Apart from Kyffin Williams who was really successful without her help, the most significant artist she helped was John Elwyn, towards the end of her life (she died in 1956).  Elwyn (1916-1997) was born in Cardiganshire and attended Carmarthen School of Art, Bristol College of Art and the Royal College of Art (an interesting example of the need for artists from Wales to move East!).  Mrs Coombe Tennant latched on to him in the late 1940’s and again introduced his work to Grant Murray, who promptly bought a picture for the Glynn Vivian.  She also bought pictures for herself and wrote long letters of detailed encouragement to the artist over the remaining years of her life.  She also introduced his work to John Steegman, who was the Keeper of Art at the National Museum in Cardiff, and to David Bell, who was the art officer of the Welsh Committee of the Arts Council.  These were the sort of people that young Welsh artists needed to meet if their work was to receive official promotion.

This exhibition was well presented and absolutely fascinating, at least to an English visitor largely ignorant of a number of the artists represented.  All credit to the gallery for putting on such an intelligent show about an important Welsh art patron, who seems to have worked hard for many years to promote young Welsh artists who might otherwise never have progressed and developed in the wider art world.

Peter Lord’s book is similarly interesting, presenting the development of Mrs Coombe Tennant’s art patronage simply and clearly and wisely not focussing too hard on some of the other aspects of her life.

Put simply, Gwendoline and Margaret Davies enriched the cultural life of Wales in the 20th century.  Using their great inherited wealth following the death of their industrialist father in 1898, they supported many artistic activities, established the Gregynog Press, buying pictures (in earnest from 1912 onwards), supporting musical events and rural arts and crafts and so on.  In the early years, both sisters bought pictures by a wide variety of artists, but it was Margaret who went on to form a collection of modern British art, which she was to leave to various local institutions following her death in 1963.

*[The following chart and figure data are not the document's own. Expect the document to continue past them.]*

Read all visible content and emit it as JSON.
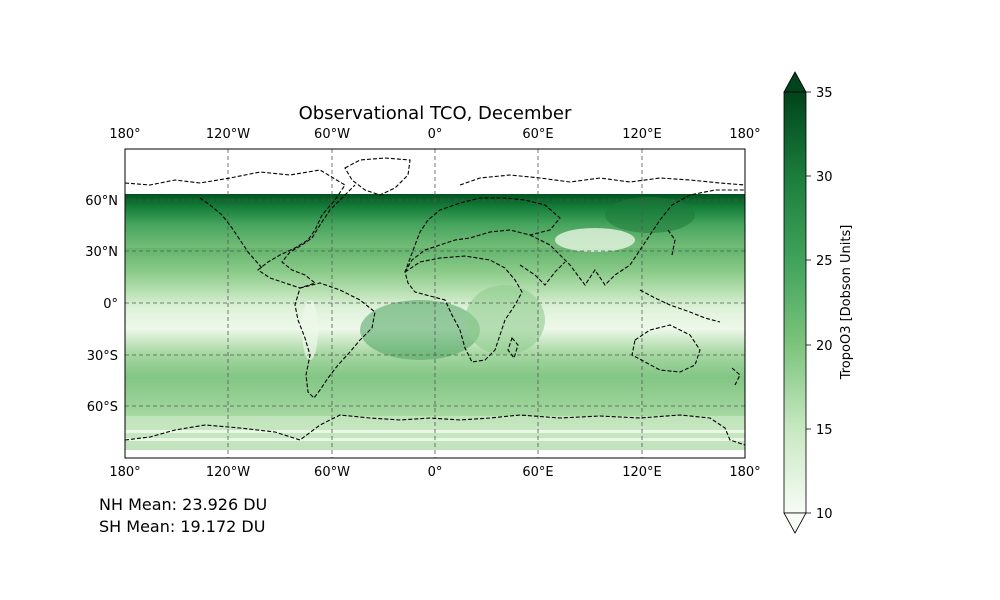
{
  "title": "Observational TCO, December",
  "map": {
    "lon_ticks": [
      "180°",
      "120°W",
      "60°W",
      "0°",
      "60°E",
      "120°E",
      "180°"
    ],
    "lat_ticks": [
      "60°N",
      "30°N",
      "0°",
      "30°S",
      "60°S"
    ],
    "colormap": "Greens",
    "coastline_style": "dashed",
    "gridline_style": "dashed"
  },
  "colorbar": {
    "label": "TropoO3 [Dobson Units]",
    "ticks": [
      "35",
      "30",
      "25",
      "20",
      "15",
      "10"
    ],
    "vmin": 10,
    "vmax": 35,
    "extend": "both"
  },
  "stats": {
    "nh_mean": "NH Mean: 23.926 DU",
    "sh_mean": "SH Mean: 19.172 DU"
  }
}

Part of her collection was of work by local artists and the sisters clearly played a prominent part in the contemporary Welsh art world.  For example, both sisters were present at the inaugural meeting of the Contemporary Art Society for Wales in 1935 and Margaret was the Society’s buyer in 1954.  During those years, Margaret bought pictures by Kyffin Williams, Sir Cedric Morris and JD Innes, as well as work by Gilman, Sickert, Vanessa Bell, Paul and John Nash, Spencer, Piper, Wydham Lewis, Hitchens and Frost.   Some of her purchases were encouraged by John Steegman, mentioned earlier.

The book is an attractively presented mélange of pictures and articles about the varied aspects of the sisters’ activities.  It wasn’t intended to be comprehensive, but gives an introduction to their cultural interests.

With books such as these, and others by Peter Lord, (and, for example, a forthcoming biography of the maverick second Viscount Tredegar), we are starting to get an opportunity to see the Welsh art world of the mid-century in greater detail. This is important – not, I hasten to add, because it will suddenly make us all think that the Welsh art scene was more ‘important’ than we had ever realised – but because art history can only properly flourish on the basis of detailed facts.  It has been easy to dismiss areas of the national cultural historical life which have had little written about them, but it isn’t so easy to do so if the materials are available.  The Welsh cultural scene needs to be better understood and fine books like these will help to get us there.  Without them, historians of 20th century British art have had an excuse to ignore the Welsh contribution.  Not any longer.